取り組む姿勢も「規則正しく」いつもブレないということが大切です。
今回取り上げる分野は『点の移動』です。
基本的には「速さ」の問題ですが、そこに図形的要素が加わるのがミソです。
さらに、「整数問題」や「規則性」の要素を持つ問題もあります。
私はこのように+αがある分野のことを「上級分野」と呼んでいて、難問が出やすいという認識を持っています。
上級分野は学習が一定以上進んでいないと点数が取ないことが考えられますので、集中力を高めて取り組みましょう。
ワンポイントアドバイスを以下に掲げます。
- 点の移動と面積の変化…移動する方向が変われば、面積の増減の仕方も変化します。範囲を明確にしましょう。
- 2点が周上をまわる…何周もする場合は規則性の問題になることが多いです。同一の辺上にくるケースは丁寧に調べる必要があります。
- 2点の移動…旅人算が使えないか検討します。段違いの出会いが典型例です。追い越しになるケースもあります。面積が関係する問題は比が使えるとわかり易くなります。
- シャドー…高級な考え方ですが、平均や相似を理解していれば大丈夫です。経験が大事なのである程度量をこなしましょう。
このように問題によっては色々な分野の要素が入ってきます。
グラフを書いたり、表をつくったりすることを求められることもあります。
苦手分野があるとそこに足を引っ張られてしまうので、これを機会に苦手は解消しましょう。
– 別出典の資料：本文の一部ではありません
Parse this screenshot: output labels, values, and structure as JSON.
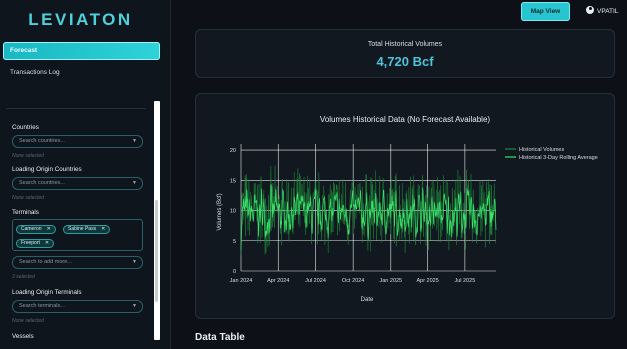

『点の移動』の問題を解くことは、算数の総合力を養うのに最適です。
色々な「力」が同時に鍛えられる「お得な分野」と考えるようにして、積極的に取り組みましょう。
中学受験・算数の問題などに関する疑問、お困りごとや
金田先生に聞いてみたいことなど、なんでもお気軽におたずねください。
今週の1題点の移動
難易度★★★★☆
(図1)のようにたて30cm、よこ68cmの長方形ABCDがあります。
辺AB、BC、CD、DA上にそれぞれ点E、H、F,Gがあり、AE=DF=10cm、
AG=8cm、BH=26cmです。
点P、Q、Rはそれぞれ点G、F、Hを同時に動き始め、点Pは直線GD上を毎分6cmの速さでG→D→Gと1往復し、点Qは直線FE上を毎分13cmの速さでF→E→Fと1往復し、点Rは直線HC上を毎分3cmの速さでHからCまで動きます。
以下の問いについて、動き始めてからの時間を答えてください。
(1)台形PQFDと台形EBRQの面積の比がはじめて1:2になるのは何分後ですか。
(2)3点PQRがはじめて1直線上にならぶのは何分後ですか。また2回目に1直線上にならぶのは何分何秒後ですか。